Kerodon

$\Newextarrow{\xRightarrow}{5,5}{0x21D2}$ $\newcommand\empty{}$

Definition 5.3.1.3. Let $\operatorname{\mathcal{C}}$ be a simplicial set. We will say that $\operatorname{\mathcal{C}}$ is an $(\infty ,2)$-category if it satisfies the following axioms:

$(1)$

Every morphism of simplicial sets $\Lambda ^{2}_{1} \rightarrow \operatorname{\mathcal{C}}$ can be extended to a thin $2$-simplex of $\operatorname{\mathcal{C}}$.

$(2)$

Every degenerate $2$-simplex of $\operatorname{\mathcal{C}}$ is thin.

$(3)$

Let $n \geq 3$ and let $\sigma _0: \Lambda ^{n}_{0} \rightarrow \operatorname{\mathcal{C}}$ be a morphism of simplicial sets with the property that the $2$-simplex $\sigma _0|_{ \operatorname{N}_{\bullet }( \{ 0< 1 < n\} ) }$ is left-degenerate.
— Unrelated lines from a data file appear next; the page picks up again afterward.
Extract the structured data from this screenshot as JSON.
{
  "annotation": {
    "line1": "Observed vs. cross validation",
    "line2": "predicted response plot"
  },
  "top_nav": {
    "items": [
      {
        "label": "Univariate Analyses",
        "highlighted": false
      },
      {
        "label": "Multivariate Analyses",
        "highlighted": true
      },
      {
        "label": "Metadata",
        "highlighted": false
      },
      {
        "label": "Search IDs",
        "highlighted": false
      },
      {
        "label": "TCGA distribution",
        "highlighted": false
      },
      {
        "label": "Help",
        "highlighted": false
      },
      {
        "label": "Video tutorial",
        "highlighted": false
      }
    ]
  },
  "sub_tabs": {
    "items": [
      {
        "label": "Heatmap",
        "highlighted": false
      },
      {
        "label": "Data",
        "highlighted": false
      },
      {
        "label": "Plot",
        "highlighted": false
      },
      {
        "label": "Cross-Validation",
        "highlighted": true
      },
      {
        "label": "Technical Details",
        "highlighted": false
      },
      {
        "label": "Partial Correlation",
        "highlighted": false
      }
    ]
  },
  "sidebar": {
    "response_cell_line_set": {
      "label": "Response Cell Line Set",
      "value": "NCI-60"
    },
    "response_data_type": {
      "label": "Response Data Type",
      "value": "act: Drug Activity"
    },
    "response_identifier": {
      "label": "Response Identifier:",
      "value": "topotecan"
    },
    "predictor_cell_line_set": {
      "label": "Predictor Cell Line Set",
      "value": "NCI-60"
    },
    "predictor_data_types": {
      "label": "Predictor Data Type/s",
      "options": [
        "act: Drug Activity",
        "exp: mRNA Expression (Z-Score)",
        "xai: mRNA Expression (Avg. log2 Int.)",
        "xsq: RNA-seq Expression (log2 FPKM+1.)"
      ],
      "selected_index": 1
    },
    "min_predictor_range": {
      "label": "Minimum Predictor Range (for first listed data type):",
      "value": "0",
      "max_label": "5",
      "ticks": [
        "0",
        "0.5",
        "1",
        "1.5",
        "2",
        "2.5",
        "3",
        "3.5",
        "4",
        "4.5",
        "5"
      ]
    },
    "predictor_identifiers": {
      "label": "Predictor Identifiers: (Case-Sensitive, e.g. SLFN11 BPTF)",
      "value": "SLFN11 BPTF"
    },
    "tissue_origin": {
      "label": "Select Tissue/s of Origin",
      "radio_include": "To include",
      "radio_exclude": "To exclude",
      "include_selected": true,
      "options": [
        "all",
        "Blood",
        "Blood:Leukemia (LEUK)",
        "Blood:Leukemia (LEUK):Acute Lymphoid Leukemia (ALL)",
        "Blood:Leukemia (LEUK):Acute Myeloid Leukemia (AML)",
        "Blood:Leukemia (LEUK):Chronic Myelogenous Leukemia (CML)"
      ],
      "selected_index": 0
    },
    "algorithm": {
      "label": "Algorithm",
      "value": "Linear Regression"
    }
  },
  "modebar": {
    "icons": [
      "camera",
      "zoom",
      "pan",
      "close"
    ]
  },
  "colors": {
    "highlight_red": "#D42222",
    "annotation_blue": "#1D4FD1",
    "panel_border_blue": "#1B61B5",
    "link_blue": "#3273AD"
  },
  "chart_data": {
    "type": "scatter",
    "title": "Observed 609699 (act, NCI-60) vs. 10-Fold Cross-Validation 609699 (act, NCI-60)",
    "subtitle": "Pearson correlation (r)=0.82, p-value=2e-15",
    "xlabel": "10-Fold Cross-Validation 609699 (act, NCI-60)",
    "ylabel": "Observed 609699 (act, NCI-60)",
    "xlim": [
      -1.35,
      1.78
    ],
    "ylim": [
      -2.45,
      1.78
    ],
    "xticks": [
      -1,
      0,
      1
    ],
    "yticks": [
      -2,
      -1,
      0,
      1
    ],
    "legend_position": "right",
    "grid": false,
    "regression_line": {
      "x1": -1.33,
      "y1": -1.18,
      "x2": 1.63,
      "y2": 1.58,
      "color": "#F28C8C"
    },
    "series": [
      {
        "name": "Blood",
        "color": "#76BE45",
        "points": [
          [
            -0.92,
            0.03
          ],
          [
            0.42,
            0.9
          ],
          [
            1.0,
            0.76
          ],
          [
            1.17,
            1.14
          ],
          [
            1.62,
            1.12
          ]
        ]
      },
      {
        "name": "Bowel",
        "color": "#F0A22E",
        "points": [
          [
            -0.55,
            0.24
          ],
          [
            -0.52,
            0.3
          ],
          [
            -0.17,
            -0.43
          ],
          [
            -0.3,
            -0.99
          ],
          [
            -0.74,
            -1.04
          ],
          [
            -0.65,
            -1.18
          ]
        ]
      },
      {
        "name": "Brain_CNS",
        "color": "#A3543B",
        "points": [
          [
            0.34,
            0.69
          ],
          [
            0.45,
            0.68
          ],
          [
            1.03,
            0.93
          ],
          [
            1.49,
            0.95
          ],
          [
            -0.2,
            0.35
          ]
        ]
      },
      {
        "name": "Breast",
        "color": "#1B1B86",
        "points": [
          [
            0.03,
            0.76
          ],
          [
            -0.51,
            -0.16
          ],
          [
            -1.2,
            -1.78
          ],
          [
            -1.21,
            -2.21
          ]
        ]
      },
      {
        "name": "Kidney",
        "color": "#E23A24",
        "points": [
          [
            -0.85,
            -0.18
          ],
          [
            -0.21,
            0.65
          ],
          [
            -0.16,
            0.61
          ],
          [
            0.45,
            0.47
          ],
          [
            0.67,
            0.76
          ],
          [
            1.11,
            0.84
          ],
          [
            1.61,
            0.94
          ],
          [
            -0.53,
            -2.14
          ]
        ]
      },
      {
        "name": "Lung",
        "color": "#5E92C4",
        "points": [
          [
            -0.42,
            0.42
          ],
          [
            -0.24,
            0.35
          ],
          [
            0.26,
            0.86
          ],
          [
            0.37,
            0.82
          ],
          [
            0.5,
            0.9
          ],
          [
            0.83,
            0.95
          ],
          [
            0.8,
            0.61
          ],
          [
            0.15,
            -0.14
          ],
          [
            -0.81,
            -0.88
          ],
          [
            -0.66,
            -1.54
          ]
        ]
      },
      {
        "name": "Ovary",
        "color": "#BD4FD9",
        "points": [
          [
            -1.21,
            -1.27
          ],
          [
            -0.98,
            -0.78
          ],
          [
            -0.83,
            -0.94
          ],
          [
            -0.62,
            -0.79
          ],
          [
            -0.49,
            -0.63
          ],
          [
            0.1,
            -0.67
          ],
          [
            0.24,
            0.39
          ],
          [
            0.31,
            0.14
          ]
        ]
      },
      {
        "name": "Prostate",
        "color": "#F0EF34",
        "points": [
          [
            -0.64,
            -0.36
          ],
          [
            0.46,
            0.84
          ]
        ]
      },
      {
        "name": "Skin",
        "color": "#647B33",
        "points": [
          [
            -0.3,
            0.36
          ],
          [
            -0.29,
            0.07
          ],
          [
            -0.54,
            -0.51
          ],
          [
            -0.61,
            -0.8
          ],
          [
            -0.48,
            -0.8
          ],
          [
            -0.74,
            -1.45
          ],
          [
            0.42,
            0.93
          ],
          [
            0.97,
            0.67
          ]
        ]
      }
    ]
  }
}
Then $\sigma _0$ can be extended to an $n$-simplex of $\operatorname{\mathcal{C}}$.

$(4)$

Let $n \geq 3$ and let $\sigma _0: \Lambda ^{n}_{n} \rightarrow \operatorname{\mathcal{C}}$ be a morphism of simplicial sets with the property that the $2$-simplex $\sigma _0|_{ \operatorname{N}_{\bullet }( \{ 0< n-1 < n\} ) }$ is right-degenerate. Then $\sigma _0$ can be extended to an $n$-simplex of $\operatorname{\mathcal{C}}$.